もう1つのテーマは、GPSデータの収集と利用。2日目の朝一から、GPSレシーバを持って大学周辺を巡検(散歩?)。使用したGPSレシーバは、ガーミンのeTrex Legend HCx。トラックデータと何箇所かのウェイポイントデータを収集し、さらにウェイポイントにおいてiPhoneで写真を撮影。iPhoneのGPS機能によって写真に記録される位置情報と、GPSレシーバで記録したウェイポイントの位置情報を比較しようというもくろみ。また、位置情報をもつ写真を撮っておけば、地図上に表示させることもできる。
スタート直後、炎天下、いきなり高度差80mを登る(笑)。写真は、天王宮素盞鳴神社の社務所から神戸港方面の眺め(クリックすると拡大)。GPSの記録によれば、高度は128.9m。
神社で一服した後、山を下り、気の向くまま雑談しながら歩き回り、大学に戻ってきたら1時間が経っていた。暑かったなあ。収集したデータを、まずGoogle Earth上に表示してみる(gps_20100804.kmz、Google Earthで開けます)。スタートが、建物から飛び降りたかのようになっているのはご愛敬。また、トラックデータやウェイポイントデータをMANDARAに読み込めるように加工する。さらに、iPhoneで撮影した写真の位置情報をピックアップして、撮影場所をポイントデータとして読み込む。ほぼ同じ場所であるはずのウェイポイントと撮影場所を比較すると、最大で550mもずれているポイントがみられた。
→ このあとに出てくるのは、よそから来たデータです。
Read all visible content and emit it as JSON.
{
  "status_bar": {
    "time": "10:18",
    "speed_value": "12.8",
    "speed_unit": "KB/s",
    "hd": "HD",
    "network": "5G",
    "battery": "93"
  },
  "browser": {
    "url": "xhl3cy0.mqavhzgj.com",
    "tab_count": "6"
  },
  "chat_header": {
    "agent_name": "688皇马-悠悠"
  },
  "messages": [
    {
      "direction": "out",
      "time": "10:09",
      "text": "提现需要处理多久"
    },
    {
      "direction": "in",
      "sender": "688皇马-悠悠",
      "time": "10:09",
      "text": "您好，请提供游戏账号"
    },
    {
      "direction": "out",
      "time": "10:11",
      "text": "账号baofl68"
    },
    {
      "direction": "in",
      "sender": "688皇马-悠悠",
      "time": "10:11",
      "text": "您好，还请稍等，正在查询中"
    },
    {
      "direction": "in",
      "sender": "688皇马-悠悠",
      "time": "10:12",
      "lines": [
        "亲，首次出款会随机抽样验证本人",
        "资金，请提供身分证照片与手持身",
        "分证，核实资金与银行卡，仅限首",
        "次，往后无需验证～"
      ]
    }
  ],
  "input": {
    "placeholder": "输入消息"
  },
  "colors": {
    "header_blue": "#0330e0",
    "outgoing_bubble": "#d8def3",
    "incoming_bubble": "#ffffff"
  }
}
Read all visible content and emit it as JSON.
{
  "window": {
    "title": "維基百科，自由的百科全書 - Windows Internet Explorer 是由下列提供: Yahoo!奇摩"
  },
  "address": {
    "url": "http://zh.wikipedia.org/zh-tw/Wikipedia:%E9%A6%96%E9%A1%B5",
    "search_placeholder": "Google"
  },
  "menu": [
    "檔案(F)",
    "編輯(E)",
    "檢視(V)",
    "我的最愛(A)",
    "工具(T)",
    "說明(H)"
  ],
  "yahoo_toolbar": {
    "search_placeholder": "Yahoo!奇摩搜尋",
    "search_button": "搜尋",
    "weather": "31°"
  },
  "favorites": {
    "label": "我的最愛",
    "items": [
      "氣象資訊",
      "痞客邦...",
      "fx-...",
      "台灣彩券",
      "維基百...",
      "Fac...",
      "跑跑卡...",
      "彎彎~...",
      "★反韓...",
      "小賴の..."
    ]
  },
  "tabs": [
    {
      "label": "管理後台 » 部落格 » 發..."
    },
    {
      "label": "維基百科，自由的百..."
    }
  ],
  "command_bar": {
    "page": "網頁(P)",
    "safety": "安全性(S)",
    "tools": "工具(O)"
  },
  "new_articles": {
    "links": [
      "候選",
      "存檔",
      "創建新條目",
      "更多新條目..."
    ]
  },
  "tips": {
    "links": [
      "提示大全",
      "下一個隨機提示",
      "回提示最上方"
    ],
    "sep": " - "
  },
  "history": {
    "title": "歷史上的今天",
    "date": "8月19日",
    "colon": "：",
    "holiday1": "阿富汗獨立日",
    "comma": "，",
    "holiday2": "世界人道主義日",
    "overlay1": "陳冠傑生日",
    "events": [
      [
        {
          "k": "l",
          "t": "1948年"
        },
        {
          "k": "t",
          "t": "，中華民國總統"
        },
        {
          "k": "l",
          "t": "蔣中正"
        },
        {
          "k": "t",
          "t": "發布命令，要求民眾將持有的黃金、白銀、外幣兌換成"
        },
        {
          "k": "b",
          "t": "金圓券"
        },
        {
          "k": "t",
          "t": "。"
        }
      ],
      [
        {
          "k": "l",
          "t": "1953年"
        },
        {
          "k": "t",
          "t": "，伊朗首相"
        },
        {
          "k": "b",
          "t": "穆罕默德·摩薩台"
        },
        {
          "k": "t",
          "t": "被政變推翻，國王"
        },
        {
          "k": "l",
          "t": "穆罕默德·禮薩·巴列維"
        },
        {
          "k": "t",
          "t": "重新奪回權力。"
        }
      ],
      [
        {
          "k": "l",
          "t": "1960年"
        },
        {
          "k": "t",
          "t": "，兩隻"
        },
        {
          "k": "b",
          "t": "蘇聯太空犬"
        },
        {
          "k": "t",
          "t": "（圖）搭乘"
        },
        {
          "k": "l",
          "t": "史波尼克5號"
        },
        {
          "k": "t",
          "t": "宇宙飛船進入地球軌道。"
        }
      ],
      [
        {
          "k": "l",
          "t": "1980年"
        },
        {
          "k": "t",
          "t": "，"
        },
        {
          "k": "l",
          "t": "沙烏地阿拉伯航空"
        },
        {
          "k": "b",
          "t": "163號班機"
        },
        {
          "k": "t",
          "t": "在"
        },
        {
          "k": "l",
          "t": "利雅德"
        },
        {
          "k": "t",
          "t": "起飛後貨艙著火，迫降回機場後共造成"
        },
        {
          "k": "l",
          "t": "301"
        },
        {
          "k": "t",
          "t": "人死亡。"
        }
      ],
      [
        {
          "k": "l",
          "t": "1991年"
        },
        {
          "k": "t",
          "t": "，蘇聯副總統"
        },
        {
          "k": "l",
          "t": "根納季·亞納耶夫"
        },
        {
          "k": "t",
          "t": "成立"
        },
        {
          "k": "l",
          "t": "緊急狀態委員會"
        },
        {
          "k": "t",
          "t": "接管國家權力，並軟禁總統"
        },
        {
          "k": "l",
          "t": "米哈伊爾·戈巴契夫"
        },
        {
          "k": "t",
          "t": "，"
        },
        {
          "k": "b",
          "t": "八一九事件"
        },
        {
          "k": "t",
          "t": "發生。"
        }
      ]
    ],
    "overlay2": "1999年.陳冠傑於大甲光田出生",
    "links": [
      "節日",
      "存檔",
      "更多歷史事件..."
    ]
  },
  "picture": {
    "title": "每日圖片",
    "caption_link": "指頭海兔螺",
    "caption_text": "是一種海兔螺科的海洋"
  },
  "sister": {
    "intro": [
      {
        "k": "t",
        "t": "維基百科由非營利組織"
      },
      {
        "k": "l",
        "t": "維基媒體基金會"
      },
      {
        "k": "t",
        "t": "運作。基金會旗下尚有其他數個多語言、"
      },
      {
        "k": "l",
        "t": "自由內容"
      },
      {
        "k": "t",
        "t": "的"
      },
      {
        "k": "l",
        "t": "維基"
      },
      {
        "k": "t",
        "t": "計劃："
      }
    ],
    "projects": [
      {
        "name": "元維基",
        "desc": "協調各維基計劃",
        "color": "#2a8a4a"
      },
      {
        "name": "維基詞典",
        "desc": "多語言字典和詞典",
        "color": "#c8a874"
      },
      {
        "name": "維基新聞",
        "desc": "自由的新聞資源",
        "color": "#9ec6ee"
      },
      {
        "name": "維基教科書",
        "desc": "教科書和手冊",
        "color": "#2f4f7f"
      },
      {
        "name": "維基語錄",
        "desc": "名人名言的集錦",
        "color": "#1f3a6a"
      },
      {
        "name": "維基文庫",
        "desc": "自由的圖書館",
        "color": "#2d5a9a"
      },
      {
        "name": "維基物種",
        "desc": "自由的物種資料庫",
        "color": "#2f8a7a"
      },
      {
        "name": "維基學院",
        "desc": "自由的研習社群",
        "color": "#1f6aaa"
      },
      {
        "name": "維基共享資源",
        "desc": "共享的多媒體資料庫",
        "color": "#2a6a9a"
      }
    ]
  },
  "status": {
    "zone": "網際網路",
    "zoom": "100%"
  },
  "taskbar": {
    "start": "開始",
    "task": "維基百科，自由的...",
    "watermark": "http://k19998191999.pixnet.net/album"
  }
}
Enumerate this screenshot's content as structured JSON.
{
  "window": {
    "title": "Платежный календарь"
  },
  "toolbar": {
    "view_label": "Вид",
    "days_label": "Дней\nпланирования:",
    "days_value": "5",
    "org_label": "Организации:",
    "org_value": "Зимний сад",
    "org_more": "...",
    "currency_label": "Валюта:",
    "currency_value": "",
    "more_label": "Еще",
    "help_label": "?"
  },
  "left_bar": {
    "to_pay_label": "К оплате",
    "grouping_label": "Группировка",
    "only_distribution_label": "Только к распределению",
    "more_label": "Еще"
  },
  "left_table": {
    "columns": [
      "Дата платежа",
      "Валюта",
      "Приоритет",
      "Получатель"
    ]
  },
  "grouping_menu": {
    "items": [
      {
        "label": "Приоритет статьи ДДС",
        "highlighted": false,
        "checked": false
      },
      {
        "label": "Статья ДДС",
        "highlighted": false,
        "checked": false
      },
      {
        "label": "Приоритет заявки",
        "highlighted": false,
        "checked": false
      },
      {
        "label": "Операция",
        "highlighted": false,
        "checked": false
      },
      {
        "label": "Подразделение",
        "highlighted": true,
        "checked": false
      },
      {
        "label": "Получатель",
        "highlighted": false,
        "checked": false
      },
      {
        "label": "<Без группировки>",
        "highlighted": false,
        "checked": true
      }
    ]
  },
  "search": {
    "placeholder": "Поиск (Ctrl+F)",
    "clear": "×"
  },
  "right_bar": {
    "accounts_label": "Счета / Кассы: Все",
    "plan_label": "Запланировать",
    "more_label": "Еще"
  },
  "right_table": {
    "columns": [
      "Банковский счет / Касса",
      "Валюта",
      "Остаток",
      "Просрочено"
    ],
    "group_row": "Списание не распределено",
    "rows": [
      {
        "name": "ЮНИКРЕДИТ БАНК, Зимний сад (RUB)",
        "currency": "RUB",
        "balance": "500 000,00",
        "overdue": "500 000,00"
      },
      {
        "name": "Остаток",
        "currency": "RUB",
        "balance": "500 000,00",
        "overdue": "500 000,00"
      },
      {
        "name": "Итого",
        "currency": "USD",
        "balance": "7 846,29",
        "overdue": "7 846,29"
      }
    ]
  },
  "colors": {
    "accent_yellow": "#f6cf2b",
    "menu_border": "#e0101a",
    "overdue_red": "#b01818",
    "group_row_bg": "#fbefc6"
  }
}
iPhoneのGPS機能はあてにならないこともあるということを確認。
授業の後半戦は、これまでに身につけたテクニックを生かして、フリープランで作業を進行させた。GPSデータの収集、小地域単位の統計地図作成、寺社仏閣のポイントデータ作成など、役割を分担して行った作業の成果を合わせると、なんだかよくわからない地図ができたけれど、それもまたよしとしよう。GPSデータを収集したからには、移動データの3次元表現地図も作成。最後に、自分の住む地域の小地域階級区分図をKMLファイルで保存し、Google Earth上に重ね合わせ、簡単に説明してもらった。どうってことない作業だけれど、自分の住む地域の航空写真と統計地図が重なり合うのはインパクトがある様子だった。
自分でいうのもなんだけど、なかなかよい授業だったんじゃないかと思う。受講生がめきめき力をつけていくのがわかって、うれしい気分になった。とはいえ、反省点もかなりある。今後の参考のために、現時点での反省点と備忘録を以下に列挙しておく。
- 受講者の最適人数は?今回、6人(1人は院生だったので実質5人)の質問やらなんやらをさばくのに精一杯だった。増えて8人が限界かなあ?できればTAがほしいところ。
- GPS実習に画板は必需品。
- 3次元地図を作成するなら、もっと広範囲のGPSデータを収集したほうがおもしろい。みんなでサイクリング?(笑)
- 完全なフリープランで作業を進めさせるには、集中講義は時間が足りない。
- もし雨天続きだったら、GPS実習はできたのだろうか?
- コンピュータ・ルームの真ん中付近が、エアコンの冷風のせいで寒い。
- タイ料理の「辛くないメニュー」(具体的には、ランチパックの牛肉のオイスターソース炒め)は辛い。メインメニューじゃないもの(具体的には、春雨サラダ)がめちゃくちゃ辛い。スープも胡椒がききすぎて辛い。やはり、人がいう「ピリ辛」はピリ辛じゃないんだということを再確認。